Nationalismes et enjeux de santé, un jeu risqué.

Edito

En mai, nous vous annoncions un programme éditorial exceptionnel, exclusivement consacré aux élections européennes et promettions, en creux, un retour à la normale pour cette édition post-électorale. Mais c’était sans compter sur l’imprévisibilité du Président de la République, et sa décision de dissoudre l’Assemblée nationale le soir du 9 juin, ouvrant la voie à des élections législatives anticipées les 30 juin et 7 juillet prochains. 

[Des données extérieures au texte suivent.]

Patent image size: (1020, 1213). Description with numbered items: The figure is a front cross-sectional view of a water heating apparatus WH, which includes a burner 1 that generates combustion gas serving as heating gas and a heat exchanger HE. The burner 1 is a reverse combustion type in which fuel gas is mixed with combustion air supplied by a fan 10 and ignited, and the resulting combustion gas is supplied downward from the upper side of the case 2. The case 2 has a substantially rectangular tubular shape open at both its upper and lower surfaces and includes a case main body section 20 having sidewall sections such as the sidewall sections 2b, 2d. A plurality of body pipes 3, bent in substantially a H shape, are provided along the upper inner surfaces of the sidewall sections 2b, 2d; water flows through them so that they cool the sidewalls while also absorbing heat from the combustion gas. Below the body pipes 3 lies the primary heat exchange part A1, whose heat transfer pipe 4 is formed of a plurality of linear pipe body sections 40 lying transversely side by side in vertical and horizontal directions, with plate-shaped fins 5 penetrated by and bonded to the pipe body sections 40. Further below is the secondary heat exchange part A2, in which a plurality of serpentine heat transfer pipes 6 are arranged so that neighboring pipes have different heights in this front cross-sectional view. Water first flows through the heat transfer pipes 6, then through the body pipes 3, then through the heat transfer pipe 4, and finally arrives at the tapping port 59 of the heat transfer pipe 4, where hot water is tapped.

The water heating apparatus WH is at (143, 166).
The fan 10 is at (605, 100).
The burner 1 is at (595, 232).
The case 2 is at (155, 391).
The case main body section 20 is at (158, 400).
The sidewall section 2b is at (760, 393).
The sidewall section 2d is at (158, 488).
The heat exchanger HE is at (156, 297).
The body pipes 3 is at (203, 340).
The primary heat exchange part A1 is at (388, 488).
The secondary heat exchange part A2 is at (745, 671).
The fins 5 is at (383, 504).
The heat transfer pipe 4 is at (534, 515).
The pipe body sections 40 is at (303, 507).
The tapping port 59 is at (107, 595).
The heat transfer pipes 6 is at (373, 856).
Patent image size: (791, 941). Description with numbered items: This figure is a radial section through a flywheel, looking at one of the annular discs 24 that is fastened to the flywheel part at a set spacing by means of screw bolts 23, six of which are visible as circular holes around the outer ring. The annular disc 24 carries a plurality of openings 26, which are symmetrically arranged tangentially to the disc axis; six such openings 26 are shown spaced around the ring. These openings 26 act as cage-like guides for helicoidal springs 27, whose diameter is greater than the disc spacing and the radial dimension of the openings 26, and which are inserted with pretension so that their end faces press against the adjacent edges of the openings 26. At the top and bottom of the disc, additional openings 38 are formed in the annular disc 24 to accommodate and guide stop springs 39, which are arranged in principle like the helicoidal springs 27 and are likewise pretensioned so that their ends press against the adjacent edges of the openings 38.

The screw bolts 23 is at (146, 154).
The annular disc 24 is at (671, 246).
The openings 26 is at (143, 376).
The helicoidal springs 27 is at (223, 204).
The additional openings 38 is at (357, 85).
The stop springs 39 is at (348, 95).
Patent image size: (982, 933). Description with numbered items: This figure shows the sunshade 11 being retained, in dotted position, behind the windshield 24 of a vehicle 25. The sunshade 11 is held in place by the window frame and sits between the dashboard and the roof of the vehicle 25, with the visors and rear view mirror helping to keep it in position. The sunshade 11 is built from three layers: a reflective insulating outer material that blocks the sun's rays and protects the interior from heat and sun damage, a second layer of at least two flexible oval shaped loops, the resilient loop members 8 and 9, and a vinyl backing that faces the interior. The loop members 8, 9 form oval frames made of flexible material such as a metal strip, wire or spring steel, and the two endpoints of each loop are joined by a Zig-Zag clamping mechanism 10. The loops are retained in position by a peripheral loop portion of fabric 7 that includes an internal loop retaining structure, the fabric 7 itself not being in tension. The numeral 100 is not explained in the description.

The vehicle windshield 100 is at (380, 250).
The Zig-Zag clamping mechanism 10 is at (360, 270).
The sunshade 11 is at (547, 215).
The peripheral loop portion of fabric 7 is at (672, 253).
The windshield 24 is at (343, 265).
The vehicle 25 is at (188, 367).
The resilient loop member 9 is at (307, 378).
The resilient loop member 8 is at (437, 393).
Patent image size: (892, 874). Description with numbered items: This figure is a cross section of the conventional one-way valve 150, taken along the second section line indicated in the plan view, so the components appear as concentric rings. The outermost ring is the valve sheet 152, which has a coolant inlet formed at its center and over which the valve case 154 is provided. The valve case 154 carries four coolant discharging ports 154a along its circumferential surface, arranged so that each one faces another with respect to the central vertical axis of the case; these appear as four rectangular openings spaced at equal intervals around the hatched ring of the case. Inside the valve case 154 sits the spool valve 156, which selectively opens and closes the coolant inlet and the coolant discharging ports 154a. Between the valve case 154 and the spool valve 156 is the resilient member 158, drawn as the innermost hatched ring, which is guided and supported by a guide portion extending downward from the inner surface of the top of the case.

Ainsi, durant les prochains jours, nous romprons avec notre rythme bimensuel habituel pour vous fournir un éclairage régulier sur les sujets essentiels de cette campagne. Nous réaliserons en particulier un plongeon dans les méandres de la vie des citoyens européens qui vivent actuellement dans un pays gouverné par l’extrême droite. Pour cette première édition spéciale législatives du chaos, Les Voies dissèque le programme santé du Rassemblement National. 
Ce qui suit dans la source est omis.